Die CDU hat auf ihrem Parteitag beschlossen, die Asylpolitik deutlich verschärfen zu wollen. Dahinter steckt auch die Hoffnung, der AfD Stimmen abjagen zu können. Die in Teilen rechtsextreme Partei wirbt im Europawahlkampf mit dem Slogan: "Unser Land zuerst!" Die EU müsse auf eine Wirtschafts- und Interessensgemeinschaft reduziert werden. Einer der politischen Köpfe in der AfD, Björn Höcke, fordert gar, die EU müsse sterben.

Nicht nur in der Politik gibt es dafür Gegenwind, sondern auch aus der Wirtschaft. Mehr als 30 große deutsche Konzerne haben sich in der Initiative "Wir stehen für Werte" zusammengeschlossen. In Videobotschaften appellieren sie an ihre mehr als 1,7 Millionen Mitarbeiter allein in Deutschland, sich bei der Europawahl gegen Hass, Populismus und Extremismus zu stellen. Offenheit und Vielfalt seien Basis des deutschen Wohlstands.

Vorteile nicht selbstverständlich

CSU-Chef Söder beklagt, dass für viele Bürger in Deutschland die Vorteile der EU so selbstverständlich geworden seien, dass sich kaum noch jemand Gedanken darüber mache. Neben wirtschaftlichem Wohlstand, offenen Grenzen und Reisefreiheit habe die EU Deutschland vor allem Frieden gebracht. "Wir spüren erst heute, was das für ein hohes Gut ist angesichts dessen, was außerhalb der EU stattfindet."

EU erklärt: Was sind die Europawahlen?

Die Europawahl bekomme viel zu wenig Aufmerksamkeit. Beim Bürger, aber auch in der Gesellschaft und den Medien. "Stellt euch mal vor, wir hätten jetzt Bundestagswahl oder einen dieser Tage, wo zwei, drei Landtagswahlen an einem Tag sind. Was wäre da für ein Flimmern in der Luft, jeden zweiten Tag würde es Umfragen zu den jeweiligen Wahlen geben und jeden Tag irgendeine Diskussion oder Wahlarena."

Pöbeleien und Angriffe haben zugenommen

Auch in der brandenburgischen Kleinstadt Eberswalde ist die Kommunalwahl viel präsenter als die Europawahl. Das zeigt sich schon an der Anzahl der Wahlplakate. Weitaus mehr werben mit lokalen Themen wie beispielsweise dem Ärztemangel auf dem Land. 

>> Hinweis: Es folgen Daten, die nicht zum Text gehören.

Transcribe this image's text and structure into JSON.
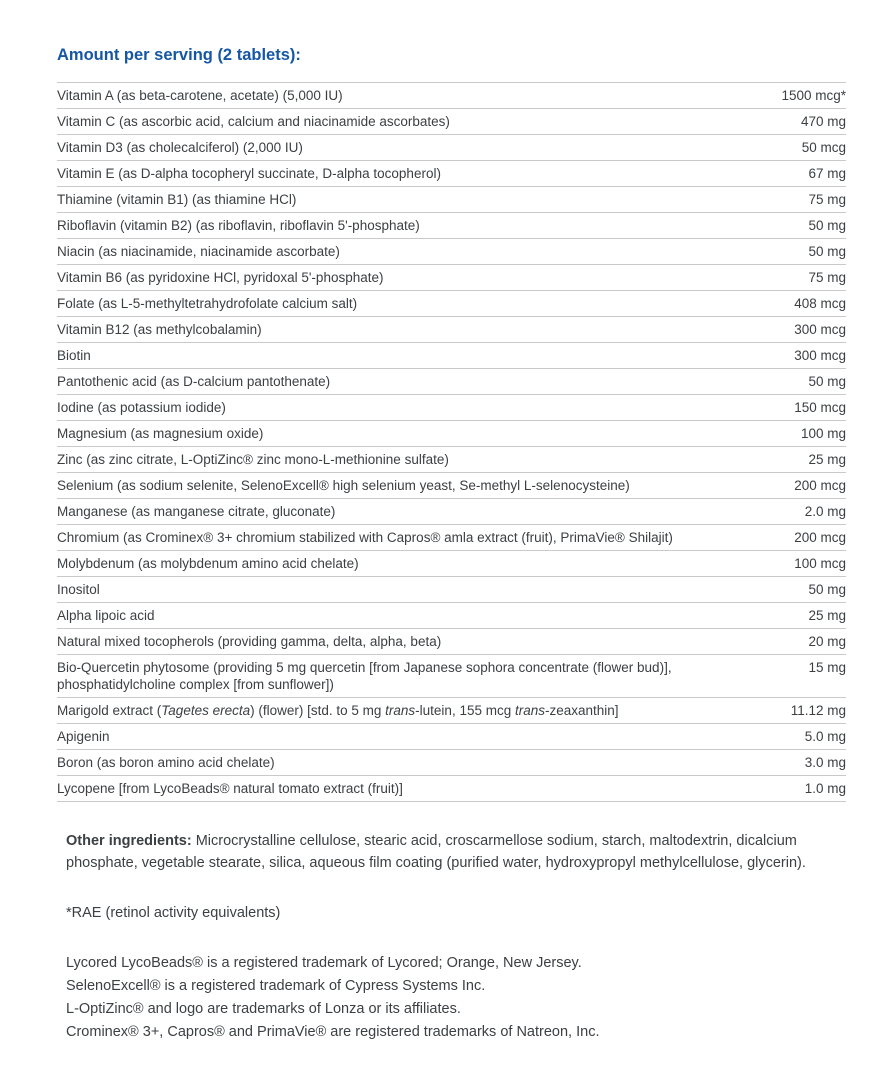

In einem Punkt aber gibt es Schnittmengen: Ob Europa- oder Kommunalwahlkampf, noch nie war die Stimmung gegen Politiker so aggressiv wie jetzt. Kommunalpolitiker Kurt Fischer berichtet von abgerissenen und zerstörten Wahlplakaten, verbalen Angriffen und Pöbeleien. Oft aus der rechtsextremen Ecke: "Da hört man schonmal das Wort Kriegstreiber und auch: Wer hat uns verraten - Sozialdemokraten." Ein Satz, der im Kaiserreich von rechten Kräften  benutzt wurde, später aber auch von den Nationalsozialisten. 

Der Artikel wurde am 21. Mai erstmals veröffentlicht und am 23. Mai aktualisiert.